Por: Eiffel Ramírez Avilés (*)
Hubo un tiempo en que el suicidio era condenado moralmente. En la Antigüedad griega, por ejemplo, Aristóteles lo reprobaba porque debilitaba (numéricamente) al Estado. El Estado mismo ordenaba que, si alguien se mataba, debía ser enterrado sin la mano con que osó quitarse la vida, a modo de pena póstuma. Los casos de Sócrates, de Séneca o de Cleómbroto, antiguos suicidas, fueron casos aislados y muy singulares.
Resulta significativo que fue más bien la modernidad la que impulsó el suicidio entre la gente. Mejor dicho, lo promovió conscientemente en los jóvenes y adultos. Sócrates en ningún momento dijo o habría dicho que suicidarse es un acto válido de por sí; al contrario, como sabemos, subyugó su suicidio a un acto ético final. En cambio, los modernos sí empezaron a creer que el suicidio es válido en cualquier circunstancia. Aunque suene paradójico, para el suicida Sócrates, la vida era lo más importante.
Los modernos somos nosotros. Decía que aprendimos a promover el suicidio a gran escala. Ciertamente, por varias razones. No me cabe la duda que el suicidio por amor ha sido una de ellas. También ha habido cuitas de amor en la Antigüedad, lo sé; pero creo firmemente que el amor exaltado, por ejemplo, por el movimiento romántico del siglo XVIII y XIX es algo muy distinto a cómo era concebido entre los griegos. Y precisamente fue el movimiento romántico europeo el que contagió eso de matarse por amor, y gracias, en parte, al gran Goethe y a su joven Werther. Para variar, a eso le llamaron, en alemán, “Freitod” (o muerte libre).
¿Muerte libre? Poco antes de Goethe, otro moderno, el filósofo inglés David Hume, preconizaba la libertad de matarse. Haciendo gala de su ironía inglesa, sugería que el universo no se inmutaría con un hombre menos en su seno. Sin embargo, Hume no aducía ninguna razón en especial para matarse; solo defendía la libertad del suicidio frente a una sociedad que la penalizaba. Entonces parecía tener buenas intenciones. Pero si hay que exigir a alguien a ser consecuente hasta el final es al filósofo. Hume tenía que prever que no dar un motivo para el suicidio, significaba también una vía libre para suicidarse por cualquier motivo.

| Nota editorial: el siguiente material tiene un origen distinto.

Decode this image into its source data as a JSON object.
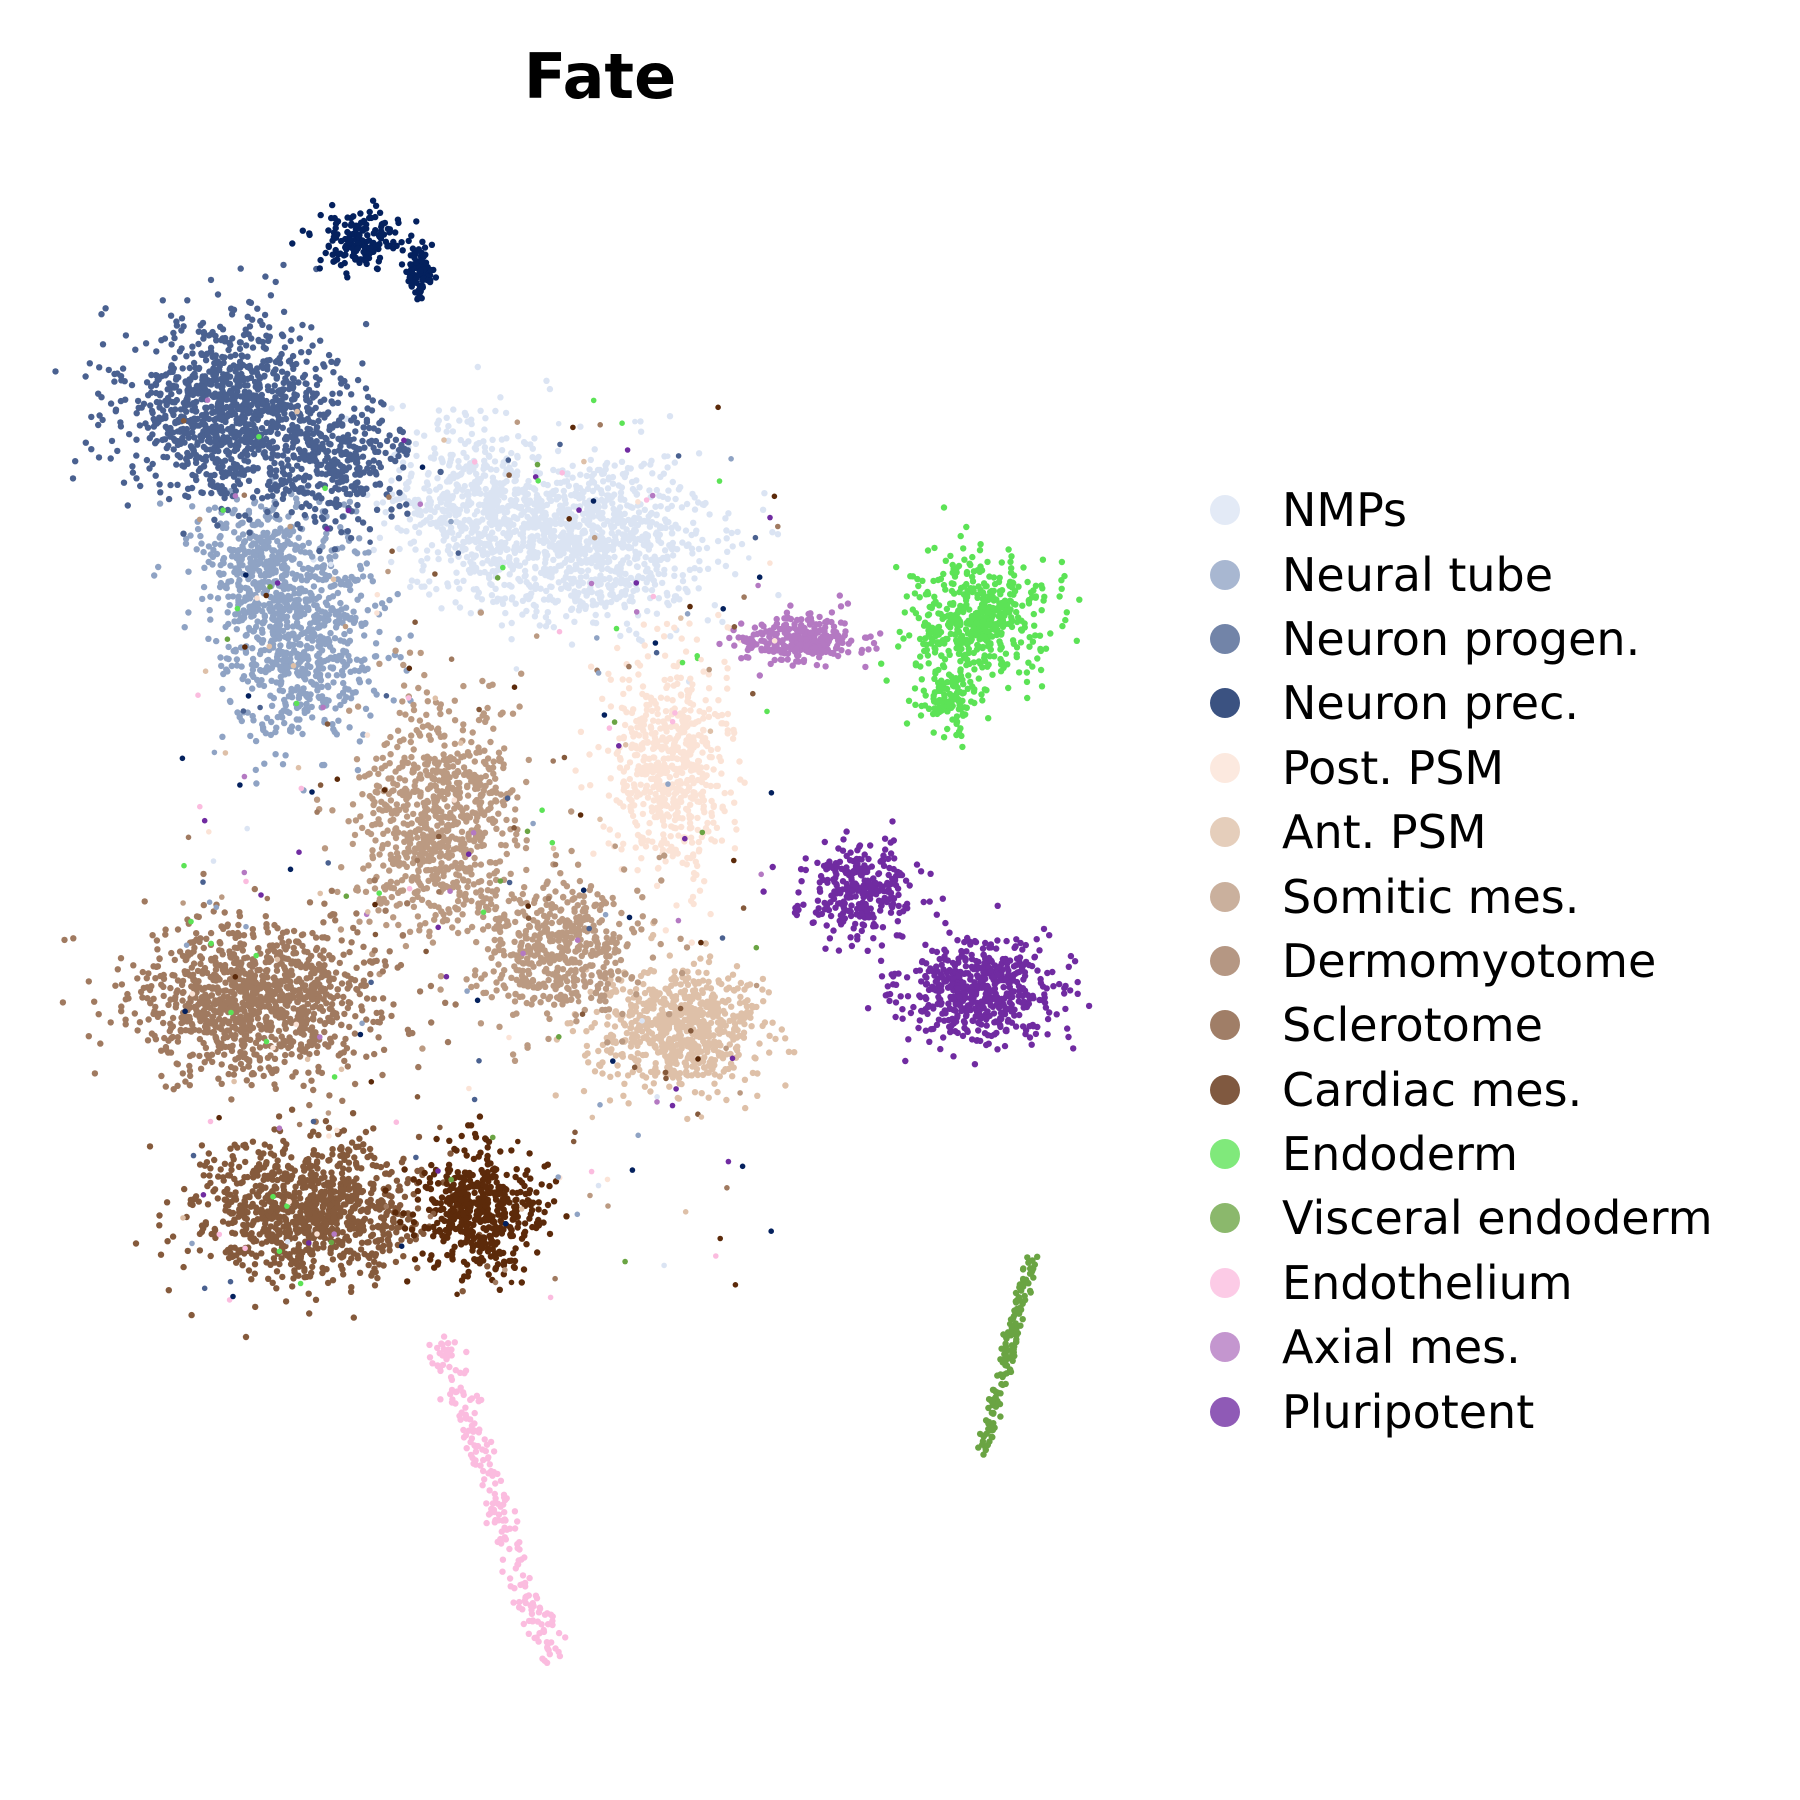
{
  "chart_data": {
    "type": "scatter",
    "title": "Fate",
    "xlabel": "",
    "ylabel": "",
    "axes_visible": false,
    "grid": false,
    "legend_position": "right",
    "series": [
      {
        "name": "NMPs",
        "color": "#dbe4f3"
      },
      {
        "name": "Neural tube",
        "color": "#8fa3c4"
      },
      {
        "name": "Neuron progen.",
        "color": "#4a6190"
      },
      {
        "name": "Neuron prec.",
        "color": "#04215e"
      },
      {
        "name": "Post. PSM",
        "color": "#fbe3d6"
      },
      {
        "name": "Ant. PSM",
        "color": "#dec0a8"
      },
      {
        "name": "Somitic mes.",
        "color": "#bb9a82"
      },
      {
        "name": "Dermomyotome",
        "color": "#a07a60"
      },
      {
        "name": "Sclerotome",
        "color": "#855a3c"
      },
      {
        "name": "Cardiac mes.",
        "color": "#5c2a0a"
      },
      {
        "name": "Endoderm",
        "color": "#5ce356"
      },
      {
        "name": "Visceral endoderm",
        "color": "#6aa443"
      },
      {
        "name": "Endothelium",
        "color": "#fbbcdf"
      },
      {
        "name": "Axial mes.",
        "color": "#b479c2"
      },
      {
        "name": "Pluripotent",
        "color": "#702ba1"
      }
    ]
  }
}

En resumen, la modernidad parece haber distorsionado la idea del suicidio. En la Antigüedad, el suicidio era un acto sagrado, en tanto decidía una cuestión sustantiva de la vida y hasta la enriquecía; y, por ello, solo podía comprenderse como un acto aislado, excepcional, no imitable. En cambio, en la modernidad, el suicidio no ha hecho más que propalarse o masificarse sin parámetros, bajo la errónea idea de que es una repuesta válida a cualquier problema. El suicidio, en nuestros tiempos, se ha revestido de una libertad fútil.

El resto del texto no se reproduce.